I am sure that, apart from that, there is probably also a white middle-class liberal Christian resistance against such militant public expressions of faith that may, or may not, be justified.


It is probably also because I was raised in a tradition where Palm Sunday inaugurated a week of heart-felt introversion and penitence leading up to Easter, and the exuberance of processions and enactments grate with what I have been brought up to believe Palm Sunday is really about.


Whatever it may be, thinking about that king on a donkey, riding to his death in trust and quiet surrender, tends to evoke sadness in me, rather than militance. It makes me ponder the fickleness and cruelty of people; enthusiastic and supportive one moment, letting you down and leaving you to die the next.

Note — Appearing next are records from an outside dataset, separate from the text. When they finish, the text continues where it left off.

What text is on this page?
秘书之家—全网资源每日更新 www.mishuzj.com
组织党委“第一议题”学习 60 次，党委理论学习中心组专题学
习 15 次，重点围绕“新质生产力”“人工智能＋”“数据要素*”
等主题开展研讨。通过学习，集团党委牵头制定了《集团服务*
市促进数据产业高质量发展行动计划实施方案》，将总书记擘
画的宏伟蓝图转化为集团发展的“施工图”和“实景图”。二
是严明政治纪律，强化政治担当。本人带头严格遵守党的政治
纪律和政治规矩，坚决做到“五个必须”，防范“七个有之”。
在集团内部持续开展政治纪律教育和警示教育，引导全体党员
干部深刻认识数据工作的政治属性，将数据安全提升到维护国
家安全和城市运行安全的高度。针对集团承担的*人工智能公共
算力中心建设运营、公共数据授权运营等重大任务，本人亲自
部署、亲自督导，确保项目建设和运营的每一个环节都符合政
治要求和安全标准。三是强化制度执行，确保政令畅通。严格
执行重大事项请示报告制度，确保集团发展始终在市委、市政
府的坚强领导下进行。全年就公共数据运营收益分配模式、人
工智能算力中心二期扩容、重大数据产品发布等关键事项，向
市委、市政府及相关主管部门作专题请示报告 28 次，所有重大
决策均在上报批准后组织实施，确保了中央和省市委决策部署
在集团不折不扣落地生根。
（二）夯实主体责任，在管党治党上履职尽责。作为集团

It makes me wonder what Jesus would have been feeling and how much he realised at that moment what kind of bitter violence and godforsaken-ness was awaiting him. And how strong his trust and faith was at that moment, in the middle of the shouting and praising, that God’s steadfast love would hold him and save him, that he was indeed entering through the gate of righteousness into a place where God would not let him die, but would give him life to recount the deeds of the Lord.


It makes me think of asylum seekers and others, who find themselves, at this time, in a similar position to Jesus; at the mercy of powers beyond their control, with suffering and death casting a terrible shadow over their existence. People who need protection and support from people like us, who are in a position to give it and make a difference to their future.


It comforts me to know that Jesus may have faced the future with as much confusion, trepidation and wavering faith as I sometimes do. It comforts me even more to know that, in the end, after all the shouting was done, the “hosanna”s as well as the “crucify him”s had died down, God’s steadfast love did take the stone the builders rejected and made it into the cornerstone of salvation.


If that is true for Jesus, there is hope for me. For us. That whatever the future holds, God’s steadfast love will hold us and keep us.